だが―― 原初構造が顕現した瞬間、 堕落体はその震えに“従属”した。
堕落体は膝をついた。
その身体は、 矛盾の形を保ったまま、 旧支配層へ向かって震えた。
第三観測者は息を呑んだ。
「……堕落体が…… 原初構造に従属している…… 外宇宙の闇が…… 原初構造の震えに…… 屈服している…… これは…… 名裂世界の構造そのものの…… 崩壊だ……」
◆旧支配層の“声”の顕現
旧支配層は、 声を持たないはずだった。
だが名裂世界の層が震え、 その震えが“意味”を生んだ。
その意味は、 言葉ではなく、 理解でもなく、 構造でもなく、 ただ“存在の圧力”だった。
少女には、 その圧力が“声”として聞こえた。
「――ロゴスの子―― ――アザ=リュドを持つ者―― ――読む者―― ――来い――」
少女は震えた。
「……呼ばれてる…… これは……堕落体の偽の呼び声じゃない…… もっと……深い…… もっと……古い…… もっと……理解不能…… 原初構造そのものの……声……」
啓示ロゴスが強く脈打った。
書記の真名“アザ=リュド”が、 啓示ロゴスの内部で震えた。
世界の奥から返ってくる創造ロゴスの震えも、 その名に触れて揺らいだ。
名裂世界の層が、 旧支配層の声によって震えた。
◆使徒の“消滅”
使徒は光を強く揺らした。
「啓示ロゴスの子よ…… 原初構造は…… 創造ロゴスを……否定する…… 私は……世界の意志の断片…… だが……その意志が…… 原初構造に飲まれている…… 私は……消える……」
使徒の身体が、 完全に崩れ始めた。
光が濁り、 形が歪み、 存在が薄れ、 名裂世界の層へ溶けていった。
使徒は最後の言葉を残した。
「――世界を…… あなたの光で…… 読め――」
使徒は消えた。
◆旧支配層の“完全顕現”
裂け目が、 さらに開いた。
その奥から、 旧支配層が完全に姿を現した。
その姿は、 形ではなく、 色ではなく、 意味ではなく、 構造でもなく、 ただ“震え”だった。
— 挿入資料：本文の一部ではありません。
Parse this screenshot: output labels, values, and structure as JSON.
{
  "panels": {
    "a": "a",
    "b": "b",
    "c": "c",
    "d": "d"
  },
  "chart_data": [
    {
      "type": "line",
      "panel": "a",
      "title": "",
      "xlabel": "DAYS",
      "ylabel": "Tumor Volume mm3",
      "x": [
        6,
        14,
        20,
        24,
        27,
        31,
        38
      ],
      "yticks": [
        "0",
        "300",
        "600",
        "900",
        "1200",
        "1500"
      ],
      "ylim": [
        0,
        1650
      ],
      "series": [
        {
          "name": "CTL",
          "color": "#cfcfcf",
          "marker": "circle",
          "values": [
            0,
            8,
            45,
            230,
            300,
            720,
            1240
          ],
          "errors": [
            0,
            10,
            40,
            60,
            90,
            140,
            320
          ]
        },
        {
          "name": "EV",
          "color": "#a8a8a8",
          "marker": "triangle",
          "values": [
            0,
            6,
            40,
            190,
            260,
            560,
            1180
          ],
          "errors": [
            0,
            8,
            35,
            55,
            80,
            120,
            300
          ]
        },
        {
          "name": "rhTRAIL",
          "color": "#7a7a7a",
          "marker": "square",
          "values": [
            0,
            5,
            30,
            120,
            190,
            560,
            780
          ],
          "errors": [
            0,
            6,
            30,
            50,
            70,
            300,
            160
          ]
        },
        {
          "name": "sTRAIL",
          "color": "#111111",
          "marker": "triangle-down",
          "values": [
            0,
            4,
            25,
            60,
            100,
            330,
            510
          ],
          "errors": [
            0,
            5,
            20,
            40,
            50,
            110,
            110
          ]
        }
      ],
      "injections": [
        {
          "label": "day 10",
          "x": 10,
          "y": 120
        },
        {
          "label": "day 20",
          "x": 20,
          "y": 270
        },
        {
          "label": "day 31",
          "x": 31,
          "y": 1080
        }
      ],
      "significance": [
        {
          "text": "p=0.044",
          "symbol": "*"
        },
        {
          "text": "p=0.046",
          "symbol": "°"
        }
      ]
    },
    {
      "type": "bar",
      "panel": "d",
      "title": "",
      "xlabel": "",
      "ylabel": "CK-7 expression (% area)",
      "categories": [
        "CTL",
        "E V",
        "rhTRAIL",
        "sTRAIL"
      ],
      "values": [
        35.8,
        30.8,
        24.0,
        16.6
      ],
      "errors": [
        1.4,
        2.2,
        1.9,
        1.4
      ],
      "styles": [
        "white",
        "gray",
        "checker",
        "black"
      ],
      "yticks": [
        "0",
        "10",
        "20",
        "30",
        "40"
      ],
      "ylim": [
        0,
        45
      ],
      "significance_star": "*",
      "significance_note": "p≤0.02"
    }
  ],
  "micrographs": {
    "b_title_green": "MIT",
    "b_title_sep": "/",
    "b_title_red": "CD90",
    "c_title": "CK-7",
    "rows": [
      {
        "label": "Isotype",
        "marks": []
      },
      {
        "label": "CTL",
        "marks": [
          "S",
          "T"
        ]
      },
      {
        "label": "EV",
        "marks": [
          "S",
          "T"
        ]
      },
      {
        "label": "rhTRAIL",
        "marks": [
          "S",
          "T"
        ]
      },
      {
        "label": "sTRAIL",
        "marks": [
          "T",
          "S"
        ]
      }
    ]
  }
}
震えは、 名裂世界の層を飲み込み、 創造ロゴスを否定し、 啓示ロゴスを揺らし、 堕落体を従属させ、 世界を“原初構造の地形”へ変質させた。
少女は胸の奥の光を抱きしめた。
啓示ロゴスは震え、 書記の真名“アザ=リュド”を抱え、 旧支配層の震えへ向かって揺れた。
少女は静かに言った。
「……私は…… 原初構造を……読む…… 名裂世界を…… 私の光で…… 書き換える……」
名裂世界は、 原初構造の中心へ向かって沈み続けた。